"Yes, mother, we have reached the top at last and here is the rustic bench on which we usually sit and watch the sun go down behind those blue and misty hills in the distance."

"Ah! those hills, Cecile. How I have always loved them. To me this has ever seemed the fairest spot on earth, and the view from this hill just at sunset the most beautiful I have ever seen. It is ten long years since my eyes have beheld it, but in my mind I still see it all so clearly. Tell me it is all there, Cecile, just as it was on that evening so many, many years ago when I first looked upon its beauties. Your dear father had just brought me, a happy bride, here to his northern home. We walked up the hill together to watch the sun set and I thought then I had never seen a lovelier view: the green fields of waving corn, and the apple orchards all in blossom, sloping down gradually to the river; the river itself tumbling and tossing madly over the waterfall far up there to the left, then swirling and eddying on for a space, only to grow calm once more quietly, steadily, resume its placid journey to the ocean. Beyond the river, those wonderful forests, dark, mysterious and silent. They rise and rise, higher, ever higher, and terminate at last in the blue and misty hills of which you were just speaking. I love it all, Cecile, and I could not bear to think that any part of it had changed with the advancing years. Tell me it is just the same; tell me it is all there as it was so long ago."

"Yes, mother dear," answered the younger woman, "it is all there just as it has ever been; the fields and the river, the forests and the hills beyond."

Cecile neglected to mention that the fields were now mere barren stubble and that the river was visible only here and there as it peeped through between the many buildings lining its banks; immense buildings of factory and mill, smaller structures, cottages and tenement houses occupied by the workers in factory and mill. She supposed the forests were still there but the day had been very sultry with scarce a breath of air stirring and a heavy pall of smoke from the huge chimneys hung over the valley, hiding everything which lay beyond. Only the tops of the distant hills rose in triumph above it.

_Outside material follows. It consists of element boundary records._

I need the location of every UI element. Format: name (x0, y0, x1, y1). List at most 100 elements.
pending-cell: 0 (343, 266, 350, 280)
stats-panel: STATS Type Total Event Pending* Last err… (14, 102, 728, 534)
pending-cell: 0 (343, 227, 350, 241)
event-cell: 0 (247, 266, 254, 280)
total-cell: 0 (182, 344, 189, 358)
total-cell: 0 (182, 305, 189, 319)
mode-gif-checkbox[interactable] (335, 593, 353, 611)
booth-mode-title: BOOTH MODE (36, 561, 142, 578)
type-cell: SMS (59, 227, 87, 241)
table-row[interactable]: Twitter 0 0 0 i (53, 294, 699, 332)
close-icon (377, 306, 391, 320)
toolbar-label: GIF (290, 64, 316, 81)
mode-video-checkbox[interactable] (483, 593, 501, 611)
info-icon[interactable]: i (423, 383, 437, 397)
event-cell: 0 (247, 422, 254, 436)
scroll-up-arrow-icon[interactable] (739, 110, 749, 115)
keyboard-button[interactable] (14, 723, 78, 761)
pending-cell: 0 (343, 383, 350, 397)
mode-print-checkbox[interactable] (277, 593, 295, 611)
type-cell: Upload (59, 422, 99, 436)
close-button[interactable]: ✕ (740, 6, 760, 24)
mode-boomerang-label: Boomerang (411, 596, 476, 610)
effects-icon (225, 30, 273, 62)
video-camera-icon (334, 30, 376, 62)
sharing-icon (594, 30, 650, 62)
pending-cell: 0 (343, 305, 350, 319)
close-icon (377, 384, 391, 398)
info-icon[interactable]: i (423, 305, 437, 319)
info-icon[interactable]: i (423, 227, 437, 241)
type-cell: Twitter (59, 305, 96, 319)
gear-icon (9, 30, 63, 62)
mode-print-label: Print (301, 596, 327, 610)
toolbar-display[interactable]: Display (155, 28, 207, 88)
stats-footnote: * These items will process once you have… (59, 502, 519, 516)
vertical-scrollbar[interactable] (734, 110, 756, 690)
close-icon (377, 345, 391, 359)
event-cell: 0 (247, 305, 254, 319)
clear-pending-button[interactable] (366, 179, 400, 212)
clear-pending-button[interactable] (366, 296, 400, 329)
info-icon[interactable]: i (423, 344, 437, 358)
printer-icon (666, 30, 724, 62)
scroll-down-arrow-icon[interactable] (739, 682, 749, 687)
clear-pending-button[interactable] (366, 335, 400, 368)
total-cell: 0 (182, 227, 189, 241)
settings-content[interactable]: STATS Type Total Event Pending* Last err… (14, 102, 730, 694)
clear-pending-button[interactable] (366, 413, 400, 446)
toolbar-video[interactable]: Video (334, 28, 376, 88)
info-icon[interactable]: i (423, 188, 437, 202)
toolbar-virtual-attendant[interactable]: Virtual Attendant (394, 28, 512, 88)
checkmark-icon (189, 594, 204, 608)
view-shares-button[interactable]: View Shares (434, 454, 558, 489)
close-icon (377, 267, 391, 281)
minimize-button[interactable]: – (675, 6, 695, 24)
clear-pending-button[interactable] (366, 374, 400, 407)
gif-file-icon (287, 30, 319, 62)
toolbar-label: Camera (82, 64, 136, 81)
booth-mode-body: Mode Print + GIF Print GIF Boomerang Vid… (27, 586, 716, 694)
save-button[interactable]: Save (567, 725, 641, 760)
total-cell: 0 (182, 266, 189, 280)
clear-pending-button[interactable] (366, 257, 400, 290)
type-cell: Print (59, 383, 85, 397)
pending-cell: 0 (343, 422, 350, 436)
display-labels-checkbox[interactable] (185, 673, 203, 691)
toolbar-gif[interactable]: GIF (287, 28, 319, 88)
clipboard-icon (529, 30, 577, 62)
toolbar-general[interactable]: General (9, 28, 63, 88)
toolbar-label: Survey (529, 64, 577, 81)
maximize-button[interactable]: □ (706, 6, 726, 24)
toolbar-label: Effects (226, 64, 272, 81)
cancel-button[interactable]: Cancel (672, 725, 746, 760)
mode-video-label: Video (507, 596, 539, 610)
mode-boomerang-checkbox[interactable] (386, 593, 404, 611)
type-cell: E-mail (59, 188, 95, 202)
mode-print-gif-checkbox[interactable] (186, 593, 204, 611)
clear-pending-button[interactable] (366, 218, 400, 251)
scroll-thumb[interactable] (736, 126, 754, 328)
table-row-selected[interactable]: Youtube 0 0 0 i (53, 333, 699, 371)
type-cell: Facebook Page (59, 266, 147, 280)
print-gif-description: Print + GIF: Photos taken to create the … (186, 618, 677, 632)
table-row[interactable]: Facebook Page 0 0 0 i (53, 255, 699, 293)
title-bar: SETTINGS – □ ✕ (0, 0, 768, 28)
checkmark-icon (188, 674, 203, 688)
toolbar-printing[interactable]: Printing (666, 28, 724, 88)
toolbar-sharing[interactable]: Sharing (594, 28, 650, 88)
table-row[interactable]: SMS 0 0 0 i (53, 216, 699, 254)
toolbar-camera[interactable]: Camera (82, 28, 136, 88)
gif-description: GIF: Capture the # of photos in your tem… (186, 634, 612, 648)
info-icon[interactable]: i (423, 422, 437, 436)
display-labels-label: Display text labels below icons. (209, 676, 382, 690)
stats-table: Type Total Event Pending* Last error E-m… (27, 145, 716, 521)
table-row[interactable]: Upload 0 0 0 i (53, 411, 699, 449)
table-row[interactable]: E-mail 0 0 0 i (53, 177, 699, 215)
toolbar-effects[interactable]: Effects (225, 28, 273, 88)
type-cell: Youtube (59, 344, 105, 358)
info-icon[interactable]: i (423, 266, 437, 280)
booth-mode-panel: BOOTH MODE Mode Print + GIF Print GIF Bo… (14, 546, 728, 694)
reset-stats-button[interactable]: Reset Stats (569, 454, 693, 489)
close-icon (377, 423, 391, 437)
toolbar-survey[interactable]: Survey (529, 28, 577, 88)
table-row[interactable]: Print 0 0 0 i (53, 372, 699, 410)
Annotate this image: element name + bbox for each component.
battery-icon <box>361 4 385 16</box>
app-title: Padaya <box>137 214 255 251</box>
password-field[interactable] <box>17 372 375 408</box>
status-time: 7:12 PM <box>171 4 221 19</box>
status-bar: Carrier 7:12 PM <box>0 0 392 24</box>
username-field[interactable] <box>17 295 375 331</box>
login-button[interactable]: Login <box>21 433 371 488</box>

"I am glad to think it is all unchanged," said the mother with a sigh of content. "I know it is foolish to feel as I do about it, but it would be a real grief to me to think that my beautiful valley had been sacrificed to the need or the greed of advancing civilization."

"God has been very good to me, Cecile, and I thank Him with all my heart for the blessings He has sent me to compensate for that one dreadful calamity, your dear father's sudden death ten years ago and my long illness and subsequent blindness. As I sat to-day in my little garden listening to the twittering of the birds, and inhaling the fragrance of my flowers, I was thinking how peaceful and happy my life is and how grateful I should be. You know, dear, just occasionally I long to be able to see again, to see the birds and the flowers, to see the beautiful world around me. That is very wrong and wicked I know, and I chase the rebellious wish away by thinking of my many blessings, especially of you and my Philippe. You have both been my comfort and consolation. By the way, dear, no letter has come from Philippe to-day?"

"No, mother, not yet."

"It is strange that we have not heard from him. This is the first time he has not written to me for my birthday."

"But he did not forget you, mother. Are you not wearing his beautiful gift to you which arrived this morning?"

"No, he did not forget," replied the older woman, as her fingers strayed lovingly over the lace scarf resting so lightly on her snow-white hair. "My Philippe never forgets and that is why I worried just a little this morning when his usual birthday letter did not come. Then, this afternoon, a sudden idea occurred to me which made me very happy. Shall I tell you what it was, Cecile? I am quite sure I have discovered the reason why Philippe did not write me for my birthday."